In theory, social currency is incredibly powerful. With the right technology, the billions of humans on earth should be able to efficiently sort, rank and evaluate the world’s information and make it easier and easier for each of us to find what we want. Unfortunately, that efficiency isn’t necessarily what each individual wants. Rather than optimizing the system for society, they want it optimized for themselves. That creates a natural incentive to “game the system”. From questionable direct mail solicitations, to email spammers, to black-hat SEOs, these games devalue and debase the system for the sole benefit of a few individuals.
Why can’t we fix this? Wasn’t the +1 button supposed to offer a chance for a better, cleaner web? The problem with social currency is that there is very little downside to spending it foolishly. I can go out and +1 sites all day long with very little cost or potential detriment to myself. It’s the same problem the government has in managing actual currency. They aren’t scared that they are going to run out because they can always print more. Can you imagine how much more carefully government spending would be managed if there was a real bottom to the cash barrel? Beyond the unlimited supply, there are no consequences to the way you bestow your blessings.

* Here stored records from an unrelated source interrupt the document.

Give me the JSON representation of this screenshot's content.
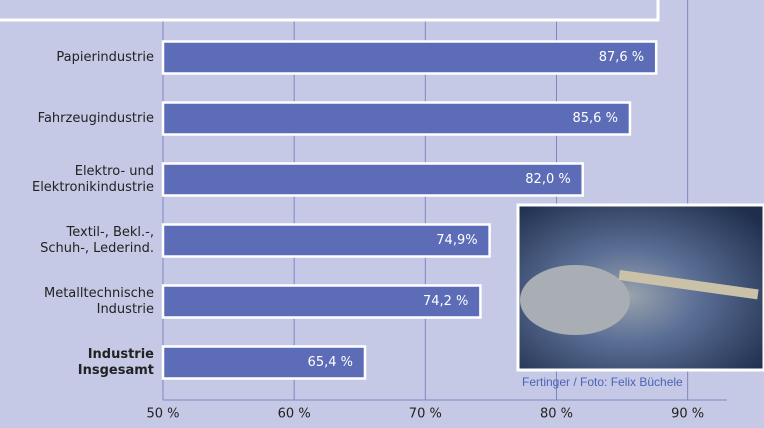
{
  "chart_data": {
    "type": "bar",
    "orientation": "horizontal",
    "categories": [
      [
        "Papierindustrie"
      ],
      [
        "Fahrzeugindustrie"
      ],
      [
        "Elektro- und",
        "Elektronikindustrie"
      ],
      [
        "Textil-, Bekl.-,",
        "Schuh-, Lederind."
      ],
      [
        "Metalltechnische",
        "Industrie"
      ],
      [
        "Industrie",
        "Insgesamt"
      ]
    ],
    "values": [
      87.6,
      85.6,
      82.0,
      74.9,
      74.2,
      65.4
    ],
    "value_labels": [
      "87,6 %",
      "85,6 %",
      "82,0 %",
      "74,9%",
      "74,2 %",
      "65,4 %"
    ],
    "color": "#5c6cb6",
    "xlim": [
      50,
      93
    ],
    "xticks": [
      {
        "value": 50,
        "label": "50 %"
      },
      {
        "value": 60,
        "label": "60 %"
      },
      {
        "value": 70,
        "label": "70 %"
      },
      {
        "value": 80,
        "label": "80 %"
      },
      {
        "value": 90,
        "label": "90 %"
      }
    ],
    "grid": true,
    "credit": "Fertinger / Foto: Felix Büchele"
  }
}
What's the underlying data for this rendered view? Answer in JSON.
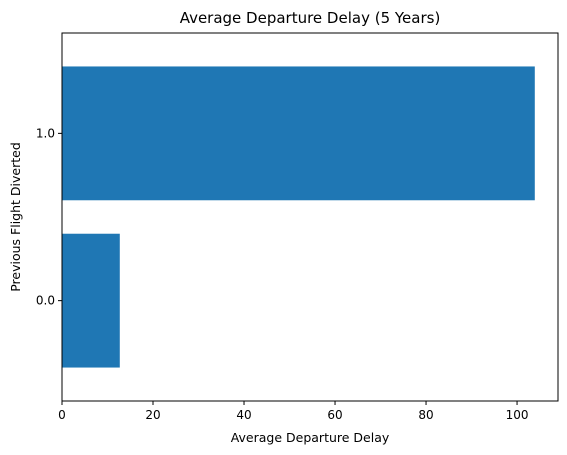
{
  "chart_data": {
    "type": "bar",
    "orientation": "horizontal",
    "title": "Average Departure Delay (5 Years)",
    "xlabel": "Average Departure Delay",
    "ylabel": "Previous Flight Diverted",
    "categories": [
      "0.0",
      "1.0"
    ],
    "values": [
      12.7,
      103.9
    ],
    "xlim": [
      0,
      109
    ],
    "xticks": [
      0,
      20,
      40,
      60,
      80,
      100
    ],
    "xtick_labels": [
      "0",
      "20",
      "40",
      "60",
      "80",
      "100"
    ],
    "bar_color": "#1f77b4",
    "grid": false,
    "legend": "none"
  }
}
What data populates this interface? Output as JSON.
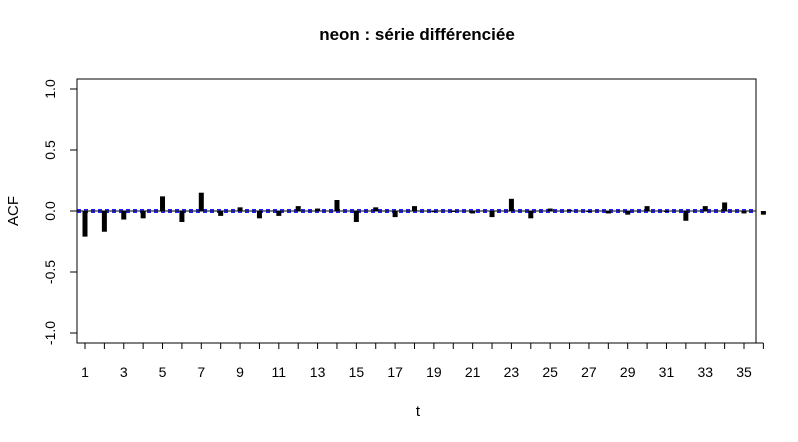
{
  "chart_data": {
    "type": "bar",
    "title": "neon : série différenciée",
    "xlabel": "t",
    "ylabel": "ACF",
    "xlim": [
      0.5,
      36.5
    ],
    "ylim": [
      -1.1,
      1.1
    ],
    "x_ticks": [
      1,
      3,
      5,
      7,
      9,
      11,
      13,
      15,
      17,
      19,
      21,
      23,
      25,
      27,
      29,
      31,
      33,
      35
    ],
    "x_tick_labels": [
      "1",
      "3",
      "5",
      "7",
      "9",
      "11",
      "13",
      "15",
      "17",
      "19",
      "21",
      "23",
      "25",
      "27",
      "29",
      "31",
      "33",
      "35"
    ],
    "y_ticks": [
      -1.0,
      -0.5,
      0.0,
      0.5,
      1.0
    ],
    "y_tick_labels": [
      "-1.0",
      "-0.5",
      "0.0",
      "0.5",
      "1.0"
    ],
    "lags": [
      1,
      2,
      3,
      4,
      5,
      6,
      7,
      8,
      9,
      10,
      11,
      12,
      13,
      14,
      15,
      16,
      17,
      18,
      19,
      20,
      21,
      22,
      23,
      24,
      25,
      26,
      27,
      28,
      29,
      30,
      31,
      32,
      33,
      34,
      35,
      36
    ],
    "values": [
      -0.21,
      -0.17,
      -0.07,
      -0.06,
      0.12,
      -0.09,
      0.15,
      -0.04,
      0.03,
      -0.06,
      -0.04,
      0.04,
      0.02,
      0.09,
      -0.09,
      0.03,
      -0.05,
      0.04,
      -0.01,
      0.0,
      -0.02,
      -0.05,
      0.1,
      -0.06,
      0.02,
      0.01,
      0.0,
      -0.02,
      -0.03,
      0.04,
      0.0,
      -0.08,
      0.04,
      0.07,
      -0.02,
      -0.03
    ],
    "confidence_bound": 0.01,
    "grid": false,
    "colors": {
      "bars": "#000000",
      "confidence_lines": "#0000ff",
      "zero_line": "#000000"
    }
  }
}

I love the idea of social validation and weighting to help clean up search results, but there has to be a feedback mechanism for a system like this to actually work. Think about the scene in Donnie Brasco where Al Pacino has to vouch for Johnny Depp. Pacino is giving him a +1, but if he turns out to be a bad recommendation, Pacino will be six feet under. THAT is the type of motivation that creates a real social validation system. So far, I haven’t seen any good feedback mechanism in any of the major social platforms.
The closest I’ve seen is the recommendation system on LinkedIn. Even there, if I make a recommendation and someone feels that the person I’ve recommended doesn’t live up to the recommendation, all that does is tarnish my reputation with that one person. It does not transfer across to the rest of the population, or lower the impact of my other recommendations (or even that one) in the future.
For a system of social validation to truly work for the greater population, it must be massively entwined, and it must have both carrots AND sticks. What do you think? Use some of that social currency and give me some feedback.